Dites-moi qui est la personne en qui vous avez le plus confiance ?
-Ma mère.
Et celle que vous craignez le plus ?
-Ma mère.On raconte que les miraculés naissent alors qu'ils n'auraient "pas dû". Qu'ils ont été sauvés par Dieu en personne de l'accident, ou de toute autre chose qui aurait pu les empêcher de contempler le jour.
C'est après la naissance prématurée de son enfant et dans l'optique du remerciement éternel que Mme Woolf éduqua son fils, promettant ce dernier à une longue vie dédiée au Seigneur. On lui avait bien rappelé :
"un peu plus tard, et le petit n'aurait pas..." la suite est limpide. "Les miraculés"... Osric était probablement impatient de découvrir les couleurs de la vie au moment où il a décidé de quitter la poche. Peut-être trop impatient.
Il était un enfant poli, droit et jamais de mauvaises paroles ne semblaient évacuer du seuil de ses lèvres. Sa mère le déclarait "proche de Dieu", une zone de sûreté dans laquelle son fils ne craignait rien et n'aurait rien à craindre. Cela au détriment d'une certaine férocité morale, si elle n'était pas physique.
Un décalage eut alors lieu entre Osric et tous les camarades de classe. Les premiers se baladeraient avec leur ballon de foot et leurs vieilles plaisanteries acerbes à la bouche ; le second franchirait la cour de récréation avec la sainte bible coincé sous le bras. Cependant, personne ne lui en tiendrait rigueur : Mme Woolf ayant déjà largement fait les preuves de sa colère divine face aux professeurs et à toute représentation autoritaire.
Osric garderait donc la présence littéraire de Dieu à ses côtés.
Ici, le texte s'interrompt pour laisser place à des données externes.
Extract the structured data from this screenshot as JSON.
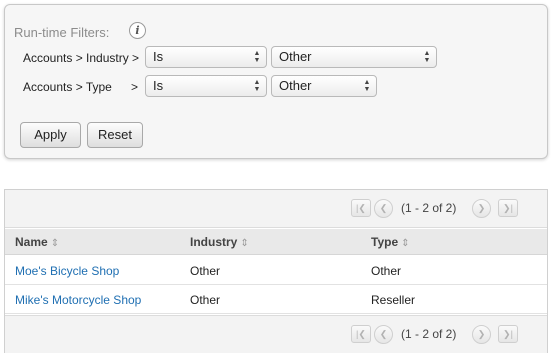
{
  "filters": {
    "title": "Run-time Filters:",
    "info_icon": "i",
    "rows": [
      {
        "label": "Accounts > Industry >",
        "operator": "Is",
        "value": "Other"
      },
      {
        "label": "Accounts > Type",
        "separator": ">",
        "operator": "Is",
        "value": "Other"
      }
    ],
    "apply_label": "Apply",
    "reset_label": "Reset"
  },
  "pager": {
    "text": "(1 - 2 of 2)",
    "first_icon": "first-page-icon",
    "prev_icon": "prev-page-icon",
    "next_icon": "next-page-icon",
    "last_icon": "last-page-icon"
  },
  "table": {
    "columns": [
      "Name",
      "Industry",
      "Type"
    ],
    "rows": [
      {
        "name": "Moe's Bicycle Shop",
        "industry": "Other",
        "type": "Other"
      },
      {
        "name": "Mike's Motorcycle Shop",
        "industry": "Other",
        "type": "Reseller"
      }
    ]
  },
  "colors": {
    "link": "#1f6fb2",
    "panel_bg": "#f6f6f6",
    "header_bg": "#e9e9e9"
  }
}
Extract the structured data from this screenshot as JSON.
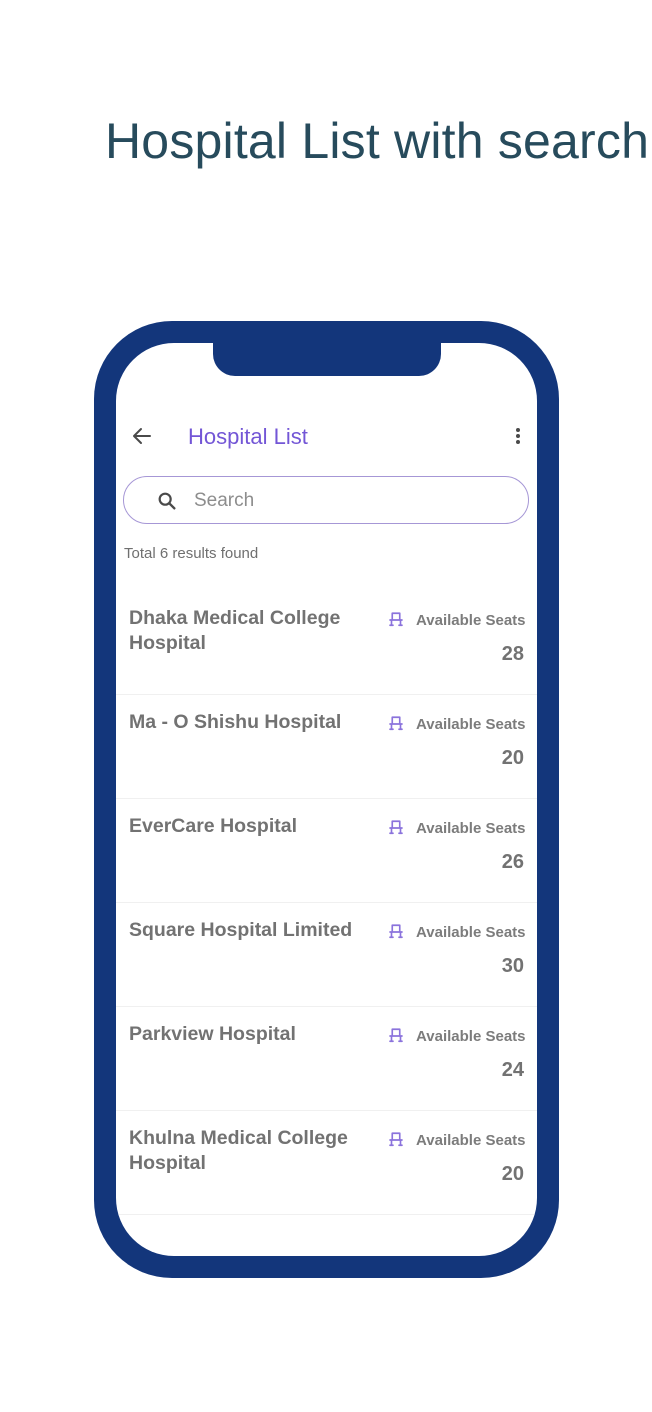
{
  "headline": "Hospital List with search",
  "app_bar": {
    "title": "Hospital List",
    "back_icon": "arrow-left-icon",
    "more_icon": "more-vertical-icon"
  },
  "search": {
    "placeholder": "Search",
    "value": "",
    "icon": "search-icon"
  },
  "results_text": "Total 6 results found",
  "colors": {
    "accent": "#7356d6",
    "frame": "#13367b",
    "headline": "#274b5c"
  },
  "hospitals": [
    {
      "name": "Dhaka Medical College Hospital",
      "seats_label": "Available Seats",
      "seats": "28"
    },
    {
      "name": "Ma - O Shishu Hospital",
      "seats_label": "Available Seats",
      "seats": "20"
    },
    {
      "name": "EverCare Hospital",
      "seats_label": "Available Seats",
      "seats": "26"
    },
    {
      "name": "Square Hospital Limited",
      "seats_label": "Available Seats",
      "seats": "30"
    },
    {
      "name": "Parkview Hospital",
      "seats_label": "Available Seats",
      "seats": "24"
    },
    {
      "name": "Khulna Medical College Hospital",
      "seats_label": "Available Seats",
      "seats": "20"
    }
  ]
}
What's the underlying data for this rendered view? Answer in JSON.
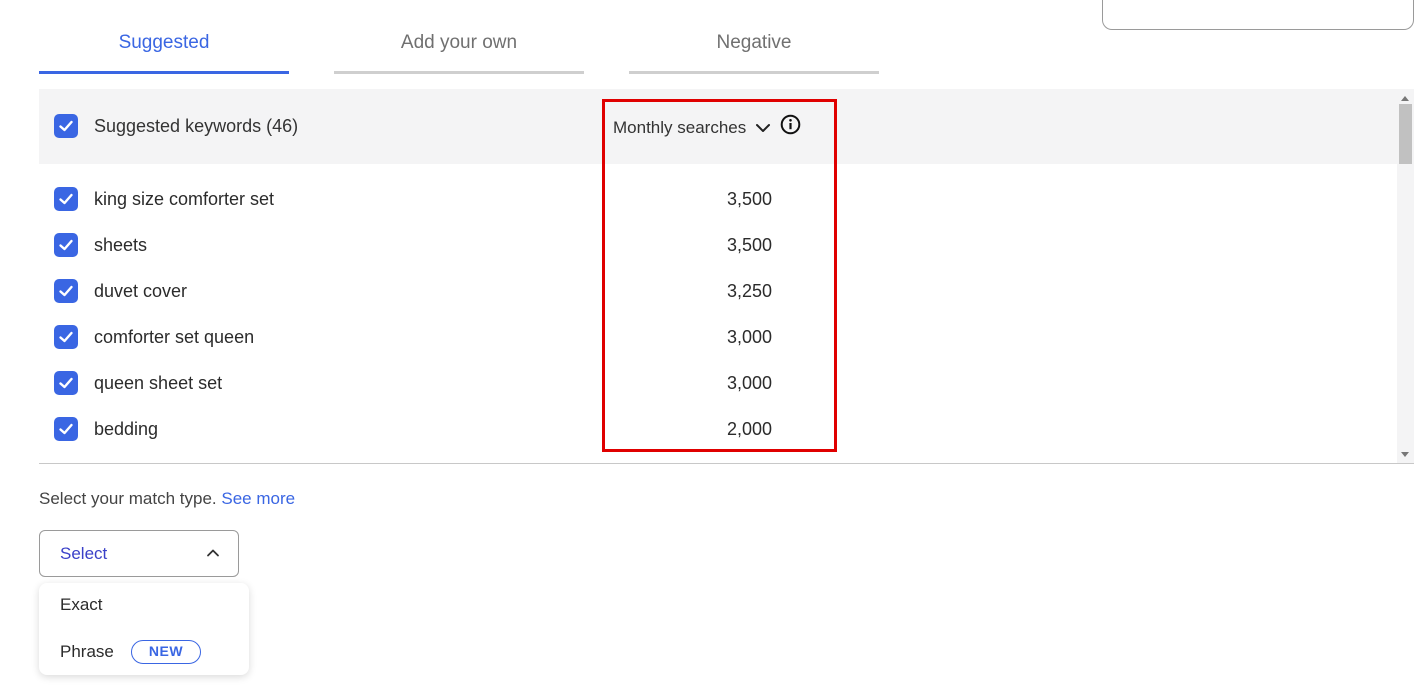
{
  "tabs": [
    {
      "label": "Suggested",
      "active": true
    },
    {
      "label": "Add your own",
      "active": false
    },
    {
      "label": "Negative",
      "active": false
    }
  ],
  "table": {
    "header_label": "Suggested keywords (46)",
    "sort_column": "Monthly searches",
    "rows": [
      {
        "keyword": "king size comforter set",
        "monthly_searches": "3,500",
        "checked": true
      },
      {
        "keyword": "sheets",
        "monthly_searches": "3,500",
        "checked": true
      },
      {
        "keyword": "duvet cover",
        "monthly_searches": "3,250",
        "checked": true
      },
      {
        "keyword": "comforter set queen",
        "monthly_searches": "3,000",
        "checked": true
      },
      {
        "keyword": "queen sheet set",
        "monthly_searches": "3,000",
        "checked": true
      },
      {
        "keyword": "bedding",
        "monthly_searches": "2,000",
        "checked": true
      }
    ]
  },
  "match_type": {
    "prompt": "Select your match type.",
    "see_more": "See more",
    "select_label": "Select",
    "options": [
      {
        "label": "Exact"
      },
      {
        "label": "Phrase",
        "badge": "NEW"
      }
    ]
  },
  "colors": {
    "accent": "#3a66e3",
    "highlight": "#e00000"
  }
}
Ce qu'on ne savait pas, c'est que derrière ce visage blanc et ces paroles dénuées d'impuretés, se cachaient les bleus de la violence. On ne pouvait pas savoir... Ni d'où ça venait, ni pourquoi ils étaient là. Et personne ne posait la question, parce que personne ne faisait attention.
Les bleus étaient la réponse aux rares bévues, à la mauvaise foi occasionnelle. Mme Woolf était passionnée. Pour toute autre femme, le Dieu de leur vie aurait été leur mari. Pas pour Mme Woolf qui ne vivait et n'avait vécu que pour servir son idéal ultime, invariable, intarissable. Ce qu'elle ne pouvait voir elle le bénissait, le haïssait parfois ensuite, mais répétait son adoration toujours.
L'arrivée de son fils n'avait fait qu'alimenter cette fervente croyance.